Kootenai Health not trying to monopolize industry
COEUR d'ALENE - Kootenai Health isn't trying to corner the market on health care in the region.
"We're not out to monopolize any sector of the health care industry," said Ron Lahner, a Kootenai Health vice president and the hospital and health center's general counsel.
Lahner told The Press Tuesday afternoon that Kootenai Health feels competition in the marketplace is a good thing.
Earlier in the day, the 9th Circuit Court of Appeals upheld a federal court ruling that the Boise-based St. Luke's Health System violated federal antitrust laws when it acquired Saltzer Medical Group, a large, independent physicians' practice in the Nampa area.

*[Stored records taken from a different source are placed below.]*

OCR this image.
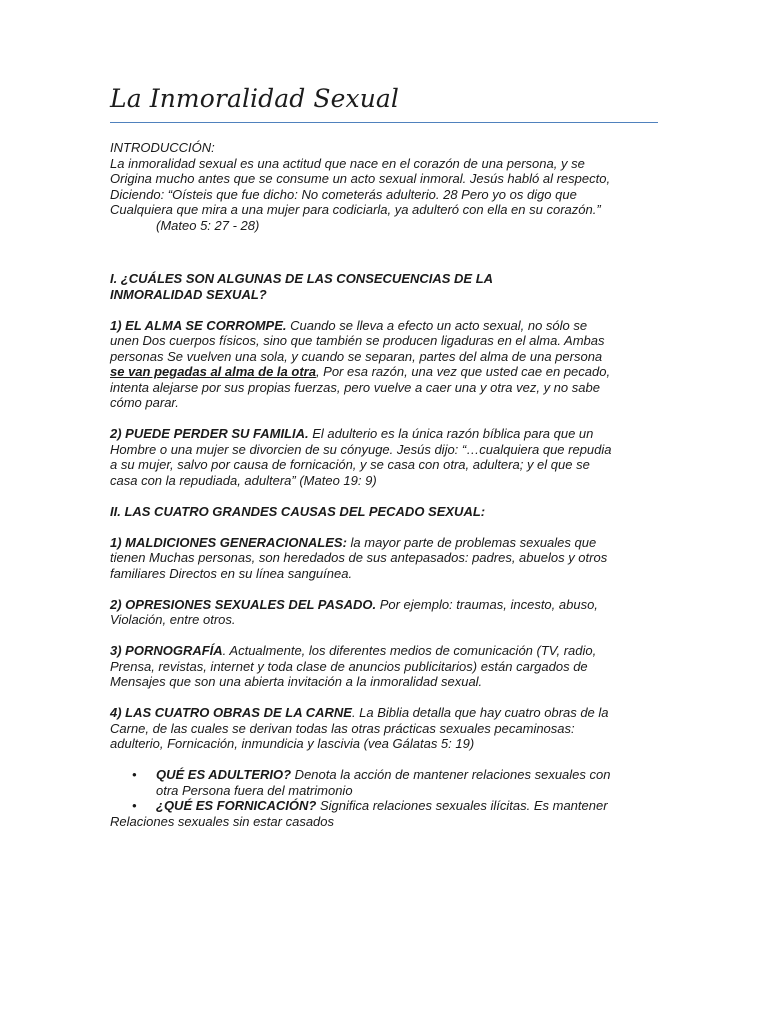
La Inmoralidad Sexual
INTRODUCCIÓN:
La inmoralidad sexual es una actitud que nace en el corazón de una persona, y se
Origina mucho antes que se consume un acto sexual inmoral. Jesús habló al respecto,
Diciendo: “Oísteis que fue dicho: No cometerás adulterio. 28 Pero yo os digo que
Cualquiera que mira a una mujer para codiciarla, ya adulteró con ella en su corazón.”
(Mateo 5: 27 - 28)
I. ¿CUÁLES SON ALGUNAS DE LAS CONSECUENCIAS DE LA
INMORALIDAD SEXUAL?
1) EL ALMA SE CORROMPE. Cuando se lleva a efecto un acto sexual, no sólo se
unen Dos cuerpos físicos, sino que también se producen ligaduras en el alma. Ambas
personas Se vuelven una sola, y cuando se separan, partes del alma de una persona
se van pegadas al alma de la otra, Por esa razón, una vez que usted cae en pecado,
intenta alejarse por sus propias fuerzas, pero vuelve a caer una y otra vez, y no sabe
cómo parar.
2) PUEDE PERDER SU FAMILIA. El adulterio es la única razón bíblica para que un
Hombre o una mujer se divorcien de su cónyuge. Jesús dijo: “…cualquiera que repudia
a su mujer, salvo por causa de fornicación, y se casa con otra, adultera; y el que se
casa con la repudiada, adultera” (Mateo 19: 9)
II. LAS CUATRO GRANDES CAUSAS DEL PECADO SEXUAL:
1) MALDICIONES GENERACIONALES: la mayor parte de problemas sexuales que
tienen Muchas personas, son heredados de sus antepasados: padres, abuelos y otros
familiares Directos en su línea sanguínea.
2) OPRESIONES SEXUALES DEL PASADO. Por ejemplo: traumas, incesto, abuso,
Violación, entre otros.
3) PORNOGRAFÍA. Actualmente, los diferentes medios de comunicación (TV, radio,
Prensa, revistas, internet y toda clase de anuncios publicitarios) están cargados de
Mensajes que son una abierta invitación a la inmoralidad sexual.
4) LAS CUATRO OBRAS DE LA CARNE. La Biblia detalla que hay cuatro obras de la
Carne, de las cuales se derivan todas las otras prácticas sexuales pecaminosas:
adulterio, Fornicación, inmundicia y lascivia (vea Gálatas 5: 19)
• QUÉ ES ADULTERIO? Denota la acción de mantener relaciones sexuales con
otra Persona fuera del matrimonio
• ¿QUÉ ES FORNICACIÓN? Significa relaciones sexuales ilícitas. Es mantener
Relaciones sexuales sin estar casados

Lahner noted U.S. District Court Judge B. Lynn Winmill said the court was convinced the quality of health care would improve if the merger remained in place, but the acquisition had to be unwound because of the antitrust laws.
The Sherman Antitrust Act, passed by Congress in 1890, was the first U.S. law to outlaw monopolization in business. The Clayton Act and the Federal Trade Commission Act were each enacted in 1914.
"Those rules still apply, whether you're making cars, widgets or delivering health care," Lahner said.
Under the federal Affordable Care Act, also known as "Obamacare," one of the principle themes is integration of care, he said. Hospitals have been encouraged to partner with other providers in an effort to improve patient outcomes while driving down costs through consolidation.
"So you start to do that, and lo and behold, you run up against these anti-trust rules," Lahner said.
He said the administration at Kootenai Health is not vigorously pursuing medical practices for acquisition.
"We have physicians coming to us requesting we acquire their practices and offer employment," Lahner said.
Kootenai Health scrutinizes each opportunity, he said, and considers acquisition only if hospital leaders believe the move will improve health care.
Lahner said it's not a core strategy for the hospital and health center, although they do like having a balance of hospital-employed and independent physicians.
There are 379 physicians on staff, Lahner said, and 95 are employed rather than independent.
"We do have several core strategies, one of which is to develop what we're calling a 'clinically integrated network,'" Lahner said.
For that network, he said Kootenai Health is contacting types of health care providers in order to integrate functions and services from a quality standpoint.
"This gets into that tension of integration and antitrust laws," Lahner said. "So we are engaged in this delicate dance in finding what's needed to deliver higher quality care at a lower cost, and more effectively, while staying on the right side of the antitrust laws."